Problem.Deficiency.3 (real property)
Recall the veterinary grad from Problem.Security first (Question E). Suppose that he had approached the Bank of Petaluma not only to refinance his student loans, but also to obtain capital to start a veterinary practice in a leased office (money for equipment, supplies, office furnishings, advertising, and other incidentals). The bank loaned him $150,000, $100,000 of which paid off his student loan debt. To secure the new note, the bank took deeds of trust on two parcels of unencumbered, unimproved mountain real property that the debtor had recently inherited. Both the debtor and the bank knew that the combined appraised value of the two parcels of real property was about $100,000, but, on the stength of the debtor's credentials, credit history, and business plan, the bank was nonetheless willing to make the loan without further security.
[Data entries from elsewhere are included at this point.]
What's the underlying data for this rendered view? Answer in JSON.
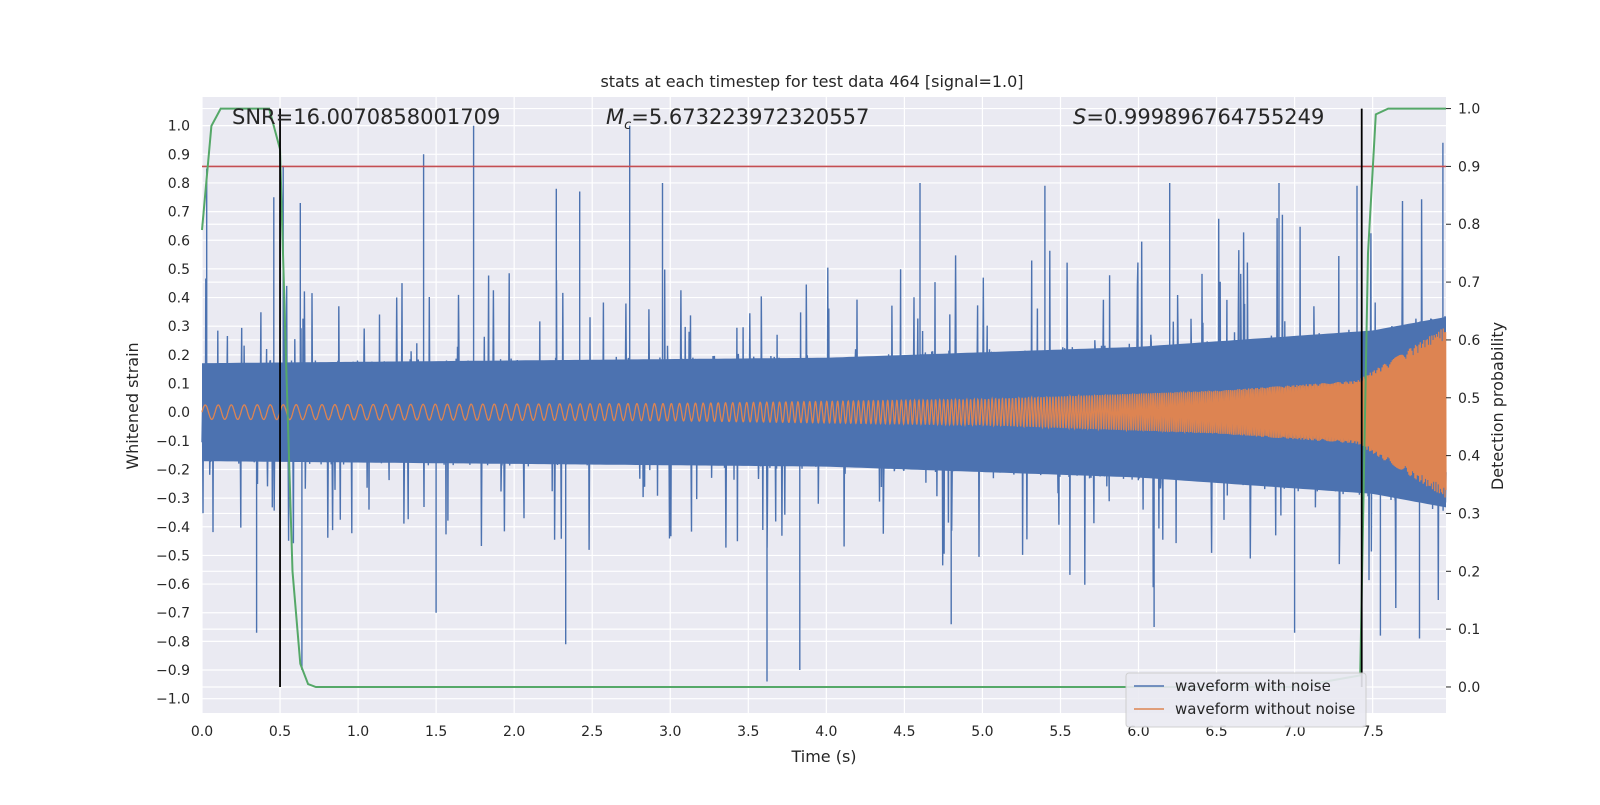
{
  "chart_data": {
    "type": "line",
    "title": "stats at each timestep for test data 464 [signal=1.0]",
    "xlabel": "Time (s)",
    "ylabel": "Whitened strain",
    "y2label": "Detection probability",
    "xlim": [
      0.0,
      7.97
    ],
    "ylim": [
      -1.05,
      1.1
    ],
    "y2lim": [
      -0.045,
      1.02
    ],
    "x_ticks": [
      "0.0",
      "0.5",
      "1.0",
      "1.5",
      "2.0",
      "2.5",
      "3.0",
      "3.5",
      "4.0",
      "4.5",
      "5.0",
      "5.5",
      "6.0",
      "6.5",
      "7.0",
      "7.5"
    ],
    "y_ticks": [
      "1.0",
      "0.9",
      "0.8",
      "0.7",
      "0.6",
      "0.5",
      "0.4",
      "0.3",
      "0.2",
      "0.1",
      "0.0",
      "−0.1",
      "−0.2",
      "−0.3",
      "−0.4",
      "−0.5",
      "−0.6",
      "−0.7",
      "−0.8",
      "−0.9",
      "−1.0"
    ],
    "y2_ticks": [
      "1.0",
      "0.9",
      "0.8",
      "0.7",
      "0.6",
      "0.5",
      "0.4",
      "0.3",
      "0.2",
      "0.1",
      "0.0"
    ],
    "grid": true,
    "legend_position": "lower-right",
    "annotations": {
      "snr": "SNR=16.0070858001709",
      "mc_symbol": "M",
      "mc_sub": "c",
      "mc_value": "=5.673223972320557",
      "s_symbol": "S",
      "s_value": "=0.999896764755249"
    },
    "series": [
      {
        "name": "waveform with noise",
        "color": "#4c72b0",
        "envelope": [
          [
            0.0,
            0.18
          ],
          [
            4.0,
            0.2
          ],
          [
            6.0,
            0.24
          ],
          [
            7.0,
            0.28
          ],
          [
            7.5,
            0.3
          ],
          [
            7.97,
            0.35
          ]
        ],
        "peaks": [
          [
            0.03,
            0.85
          ],
          [
            0.46,
            0.75
          ],
          [
            0.52,
            0.86
          ],
          [
            0.63,
            0.73
          ],
          [
            1.42,
            0.9
          ],
          [
            1.74,
            1.0
          ],
          [
            2.27,
            0.78
          ],
          [
            2.42,
            0.77
          ],
          [
            2.74,
            1.0
          ],
          [
            2.95,
            0.8
          ],
          [
            4.6,
            0.8
          ],
          [
            5.4,
            0.79
          ],
          [
            6.2,
            0.8
          ],
          [
            6.9,
            0.8
          ],
          [
            7.4,
            0.79
          ],
          [
            7.95,
            0.94
          ]
        ],
        "troughs": [
          [
            0.35,
            -0.77
          ],
          [
            0.64,
            -0.9
          ],
          [
            1.5,
            -0.7
          ],
          [
            2.33,
            -0.81
          ],
          [
            3.62,
            -0.94
          ],
          [
            3.83,
            -0.9
          ],
          [
            4.8,
            -0.74
          ],
          [
            6.1,
            -0.75
          ],
          [
            7.0,
            -0.77
          ],
          [
            7.55,
            -0.78
          ],
          [
            7.8,
            -0.79
          ]
        ]
      },
      {
        "name": "waveform without noise",
        "color": "#dd8452",
        "chirp": {
          "amplitude": [
            [
              0.0,
              0.025
            ],
            [
              3.0,
              0.03
            ],
            [
              5.0,
              0.045
            ],
            [
              6.5,
              0.075
            ],
            [
              7.4,
              0.11
            ],
            [
              7.97,
              0.3
            ]
          ],
          "start_cycles_per_s": 12,
          "end_cycles_per_s": 140
        }
      },
      {
        "name": "detection probability",
        "color": "#55a868",
        "axis": "right",
        "x": [
          0.0,
          0.06,
          0.12,
          0.2,
          0.3,
          0.38,
          0.43,
          0.5,
          0.54,
          0.58,
          0.63,
          0.68,
          0.73,
          0.8,
          7.0,
          7.42,
          7.47,
          7.52,
          7.6,
          7.97
        ],
        "y": [
          0.79,
          0.97,
          1.0,
          1.0,
          1.0,
          1.0,
          1.0,
          0.93,
          0.55,
          0.2,
          0.04,
          0.005,
          0.0,
          0.0,
          0.0,
          0.02,
          0.75,
          0.99,
          1.0,
          1.0
        ]
      },
      {
        "name": "threshold",
        "color": "#c44e52",
        "axis": "right",
        "y": 0.9
      }
    ],
    "vertical_lines": [
      0.5,
      7.43
    ]
  }
}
The veterinary practice did not go well and the debtor defaulted on the note. After unsuccessful attempts at a work-out, the bank non-judicially foreclosed on one parcel of real property and acquired title to the property through a credit bid of $50,000. The bank then approached you for advice about what it should do next? What do you advise and why? Had the bank approached you for advice after noticing its non-judicial foreclosure sale but prior to the actual sale, what would you have advised? Would the bank have been better off had it taken two notes, one note for $100,000 secured by the real property and one unsecured note for $50,000?